Research, Taxation, and Comprehension by George Wilson

Should research  – especially research produced or undertaken by people funded by taxation – be accessible to all? Should it be always in the public domain? Should there be a compulsion to have it written in clear English (or French, Russian, Mandarin……), using terminology that is pretty much universally accessible and comprehensible? If our taxation paid for it, it’s ours?
Is there any value – other than to those in the inner circle of its production – in research for continued funding, for publication, for status, for career progression, ego or for the impressing of close colleagues. It seems that may be the currency currently driving our HE institutions, and maybe researchers don’t like it but if them’s the rules, what can they do but comply? But is that the case, and should it be?

inclusion

Is the biggest prospect an academic has for promotion based upon the amount of research she gets published, irrespective of the practical value it may be delivering to the society that paid for it? I don’t know …. I feel it might be.  Would it be justifiable to use taxpayers’ money to fund that?

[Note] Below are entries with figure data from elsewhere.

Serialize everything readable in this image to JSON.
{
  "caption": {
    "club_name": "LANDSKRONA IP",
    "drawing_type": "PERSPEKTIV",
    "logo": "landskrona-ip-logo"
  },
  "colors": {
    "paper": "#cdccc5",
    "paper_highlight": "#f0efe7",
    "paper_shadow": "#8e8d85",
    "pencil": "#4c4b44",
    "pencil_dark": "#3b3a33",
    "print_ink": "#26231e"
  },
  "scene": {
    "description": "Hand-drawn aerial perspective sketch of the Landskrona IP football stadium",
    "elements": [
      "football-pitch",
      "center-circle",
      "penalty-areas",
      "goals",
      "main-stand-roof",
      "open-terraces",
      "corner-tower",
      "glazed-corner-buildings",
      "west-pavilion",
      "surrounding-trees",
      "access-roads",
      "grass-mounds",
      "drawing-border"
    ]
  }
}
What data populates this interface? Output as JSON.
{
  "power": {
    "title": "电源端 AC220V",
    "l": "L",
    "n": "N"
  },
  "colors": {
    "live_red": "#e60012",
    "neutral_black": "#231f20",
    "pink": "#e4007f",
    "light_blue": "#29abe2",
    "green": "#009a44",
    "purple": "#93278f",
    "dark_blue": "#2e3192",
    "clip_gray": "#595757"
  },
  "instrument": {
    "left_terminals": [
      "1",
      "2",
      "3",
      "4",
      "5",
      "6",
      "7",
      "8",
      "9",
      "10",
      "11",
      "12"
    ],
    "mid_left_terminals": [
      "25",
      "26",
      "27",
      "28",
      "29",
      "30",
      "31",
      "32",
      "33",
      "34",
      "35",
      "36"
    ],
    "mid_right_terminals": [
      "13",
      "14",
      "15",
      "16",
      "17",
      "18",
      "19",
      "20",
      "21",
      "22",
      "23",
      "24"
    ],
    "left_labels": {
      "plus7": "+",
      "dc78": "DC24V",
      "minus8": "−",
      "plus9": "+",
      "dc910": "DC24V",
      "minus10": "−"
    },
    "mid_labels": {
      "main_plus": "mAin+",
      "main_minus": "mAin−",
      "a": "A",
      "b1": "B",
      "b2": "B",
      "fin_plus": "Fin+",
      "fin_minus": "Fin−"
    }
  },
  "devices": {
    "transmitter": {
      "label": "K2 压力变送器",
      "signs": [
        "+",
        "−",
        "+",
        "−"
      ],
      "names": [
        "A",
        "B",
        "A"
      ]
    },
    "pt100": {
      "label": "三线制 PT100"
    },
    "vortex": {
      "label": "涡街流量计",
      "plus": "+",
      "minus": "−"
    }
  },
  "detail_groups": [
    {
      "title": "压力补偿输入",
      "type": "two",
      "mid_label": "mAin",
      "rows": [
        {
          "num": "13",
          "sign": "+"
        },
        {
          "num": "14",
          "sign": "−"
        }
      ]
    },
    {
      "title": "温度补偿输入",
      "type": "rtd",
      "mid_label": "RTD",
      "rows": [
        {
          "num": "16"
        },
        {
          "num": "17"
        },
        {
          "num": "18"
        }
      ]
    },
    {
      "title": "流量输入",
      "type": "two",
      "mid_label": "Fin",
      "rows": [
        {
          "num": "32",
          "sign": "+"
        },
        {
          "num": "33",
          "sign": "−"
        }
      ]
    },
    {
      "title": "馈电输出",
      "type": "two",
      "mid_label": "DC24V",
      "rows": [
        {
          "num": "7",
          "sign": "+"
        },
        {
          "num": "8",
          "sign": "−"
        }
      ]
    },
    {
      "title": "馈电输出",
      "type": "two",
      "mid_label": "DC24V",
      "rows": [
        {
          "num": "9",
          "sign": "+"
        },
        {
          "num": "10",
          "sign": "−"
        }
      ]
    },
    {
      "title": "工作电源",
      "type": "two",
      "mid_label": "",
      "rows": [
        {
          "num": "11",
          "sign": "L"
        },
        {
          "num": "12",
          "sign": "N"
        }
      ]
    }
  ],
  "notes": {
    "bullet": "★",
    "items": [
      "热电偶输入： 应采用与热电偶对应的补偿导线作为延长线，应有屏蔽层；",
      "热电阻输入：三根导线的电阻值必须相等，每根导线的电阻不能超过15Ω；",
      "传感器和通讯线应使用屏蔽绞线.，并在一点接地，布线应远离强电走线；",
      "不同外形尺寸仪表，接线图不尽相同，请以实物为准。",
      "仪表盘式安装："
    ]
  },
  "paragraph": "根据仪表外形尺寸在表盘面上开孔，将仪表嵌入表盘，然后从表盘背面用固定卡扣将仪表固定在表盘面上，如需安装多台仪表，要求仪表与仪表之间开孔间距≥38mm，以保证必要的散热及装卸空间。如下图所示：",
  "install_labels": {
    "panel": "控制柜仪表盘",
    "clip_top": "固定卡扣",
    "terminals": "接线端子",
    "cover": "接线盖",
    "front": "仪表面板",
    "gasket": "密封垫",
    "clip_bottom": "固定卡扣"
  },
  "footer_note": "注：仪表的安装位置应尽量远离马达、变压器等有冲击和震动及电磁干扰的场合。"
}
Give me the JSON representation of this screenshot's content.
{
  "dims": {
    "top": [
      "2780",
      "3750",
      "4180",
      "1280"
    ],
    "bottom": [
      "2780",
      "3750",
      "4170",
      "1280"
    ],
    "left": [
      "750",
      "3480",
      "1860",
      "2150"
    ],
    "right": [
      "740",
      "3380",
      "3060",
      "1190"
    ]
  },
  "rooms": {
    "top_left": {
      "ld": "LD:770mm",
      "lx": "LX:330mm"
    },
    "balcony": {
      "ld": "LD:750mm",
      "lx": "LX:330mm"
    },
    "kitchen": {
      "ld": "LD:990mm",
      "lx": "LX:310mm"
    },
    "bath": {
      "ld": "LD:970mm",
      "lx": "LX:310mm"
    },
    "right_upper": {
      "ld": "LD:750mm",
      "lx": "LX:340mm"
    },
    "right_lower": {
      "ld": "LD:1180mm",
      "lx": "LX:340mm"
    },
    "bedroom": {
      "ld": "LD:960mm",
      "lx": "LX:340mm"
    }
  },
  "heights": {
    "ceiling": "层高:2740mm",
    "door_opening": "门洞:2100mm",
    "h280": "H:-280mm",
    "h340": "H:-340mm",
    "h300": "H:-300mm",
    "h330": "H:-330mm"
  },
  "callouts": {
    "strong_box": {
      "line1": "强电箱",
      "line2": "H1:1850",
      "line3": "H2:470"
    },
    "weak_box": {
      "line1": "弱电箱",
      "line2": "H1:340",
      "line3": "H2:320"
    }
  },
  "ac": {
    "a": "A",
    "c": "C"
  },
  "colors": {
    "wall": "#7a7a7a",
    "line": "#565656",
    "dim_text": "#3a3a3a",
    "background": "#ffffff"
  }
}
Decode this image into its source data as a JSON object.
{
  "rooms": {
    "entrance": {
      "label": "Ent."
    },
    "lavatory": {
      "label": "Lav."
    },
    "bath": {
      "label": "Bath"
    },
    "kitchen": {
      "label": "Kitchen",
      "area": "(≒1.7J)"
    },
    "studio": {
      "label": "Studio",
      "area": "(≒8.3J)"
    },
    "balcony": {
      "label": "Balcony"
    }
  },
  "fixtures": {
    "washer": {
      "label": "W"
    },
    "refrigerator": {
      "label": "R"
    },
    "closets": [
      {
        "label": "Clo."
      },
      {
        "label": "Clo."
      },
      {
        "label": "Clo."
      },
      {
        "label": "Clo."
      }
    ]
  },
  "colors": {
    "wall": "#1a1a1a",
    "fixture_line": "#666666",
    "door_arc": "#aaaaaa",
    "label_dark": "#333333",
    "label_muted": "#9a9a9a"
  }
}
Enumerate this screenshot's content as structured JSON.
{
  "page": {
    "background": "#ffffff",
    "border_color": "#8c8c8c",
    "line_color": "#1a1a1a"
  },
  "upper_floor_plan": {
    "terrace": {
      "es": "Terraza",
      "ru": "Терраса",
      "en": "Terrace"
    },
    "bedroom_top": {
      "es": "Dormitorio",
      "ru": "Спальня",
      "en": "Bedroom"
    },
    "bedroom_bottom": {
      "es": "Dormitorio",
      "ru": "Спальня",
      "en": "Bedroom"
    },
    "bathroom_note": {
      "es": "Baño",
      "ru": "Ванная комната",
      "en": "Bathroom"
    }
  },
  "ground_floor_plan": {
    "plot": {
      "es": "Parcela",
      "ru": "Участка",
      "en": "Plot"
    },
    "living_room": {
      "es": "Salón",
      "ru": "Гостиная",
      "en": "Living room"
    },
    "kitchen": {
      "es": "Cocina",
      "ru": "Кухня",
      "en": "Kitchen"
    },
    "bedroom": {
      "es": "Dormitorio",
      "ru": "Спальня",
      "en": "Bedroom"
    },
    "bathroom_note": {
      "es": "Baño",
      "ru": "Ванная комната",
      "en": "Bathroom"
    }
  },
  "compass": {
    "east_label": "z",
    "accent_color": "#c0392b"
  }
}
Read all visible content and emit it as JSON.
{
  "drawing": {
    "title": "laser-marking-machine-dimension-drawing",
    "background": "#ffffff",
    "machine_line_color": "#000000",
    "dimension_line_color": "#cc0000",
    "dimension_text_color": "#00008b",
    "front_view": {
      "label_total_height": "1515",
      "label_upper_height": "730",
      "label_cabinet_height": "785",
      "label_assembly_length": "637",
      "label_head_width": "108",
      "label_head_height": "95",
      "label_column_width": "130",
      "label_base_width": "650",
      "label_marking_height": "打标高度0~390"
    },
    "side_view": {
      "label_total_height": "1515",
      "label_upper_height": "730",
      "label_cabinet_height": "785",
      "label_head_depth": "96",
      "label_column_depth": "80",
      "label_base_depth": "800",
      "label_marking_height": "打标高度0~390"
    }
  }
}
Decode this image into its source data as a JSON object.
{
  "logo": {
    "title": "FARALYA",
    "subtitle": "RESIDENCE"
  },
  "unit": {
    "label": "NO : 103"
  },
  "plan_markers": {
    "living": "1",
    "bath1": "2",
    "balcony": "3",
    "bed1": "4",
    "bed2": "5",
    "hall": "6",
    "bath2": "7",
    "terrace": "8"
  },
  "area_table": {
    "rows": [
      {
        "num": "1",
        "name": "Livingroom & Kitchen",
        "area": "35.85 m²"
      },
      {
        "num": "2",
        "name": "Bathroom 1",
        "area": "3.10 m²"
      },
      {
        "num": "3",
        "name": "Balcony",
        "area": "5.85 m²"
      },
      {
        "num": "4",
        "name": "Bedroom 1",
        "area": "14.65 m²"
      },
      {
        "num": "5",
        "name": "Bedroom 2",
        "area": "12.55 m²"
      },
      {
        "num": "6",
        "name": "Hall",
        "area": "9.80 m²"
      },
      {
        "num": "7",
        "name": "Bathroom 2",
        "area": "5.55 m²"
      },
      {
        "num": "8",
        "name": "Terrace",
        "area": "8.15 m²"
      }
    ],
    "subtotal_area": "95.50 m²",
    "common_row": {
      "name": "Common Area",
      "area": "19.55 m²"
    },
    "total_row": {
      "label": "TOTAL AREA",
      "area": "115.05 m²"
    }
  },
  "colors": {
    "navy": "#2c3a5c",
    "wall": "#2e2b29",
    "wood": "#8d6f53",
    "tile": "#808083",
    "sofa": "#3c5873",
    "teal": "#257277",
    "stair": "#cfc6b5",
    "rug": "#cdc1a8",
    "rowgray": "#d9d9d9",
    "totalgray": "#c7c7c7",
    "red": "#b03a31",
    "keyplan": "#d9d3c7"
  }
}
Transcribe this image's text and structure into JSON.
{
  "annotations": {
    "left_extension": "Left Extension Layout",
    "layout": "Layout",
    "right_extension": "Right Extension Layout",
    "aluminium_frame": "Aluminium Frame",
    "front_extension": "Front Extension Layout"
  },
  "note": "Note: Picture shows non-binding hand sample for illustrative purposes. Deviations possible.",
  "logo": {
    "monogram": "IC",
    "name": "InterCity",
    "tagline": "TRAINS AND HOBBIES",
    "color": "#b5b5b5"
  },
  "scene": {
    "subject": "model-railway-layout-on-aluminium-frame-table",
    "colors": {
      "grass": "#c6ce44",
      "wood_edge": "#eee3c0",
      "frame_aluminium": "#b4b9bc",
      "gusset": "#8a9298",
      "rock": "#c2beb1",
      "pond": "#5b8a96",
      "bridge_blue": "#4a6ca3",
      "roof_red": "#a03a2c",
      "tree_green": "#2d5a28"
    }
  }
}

Does research for publication, for status, for career progression, ego or for the impressing of close colleagues come with an opportunity cost, that of alternative research not undertaken which might have led to cures, developments, solutions, wealth creation, and general improvements to the condition of the planet and all upon it?
I really don’t know. I do know that a lot of the textbooks I read are written in a most convoluted and complex terminology, when in fact the same message could easily be delivered in simple comprehensible English. Can we reasonably talk of widening access and widening participation whilst at the other end of the process we produce material almost guaranteed to exclude the people we profess to want to attract?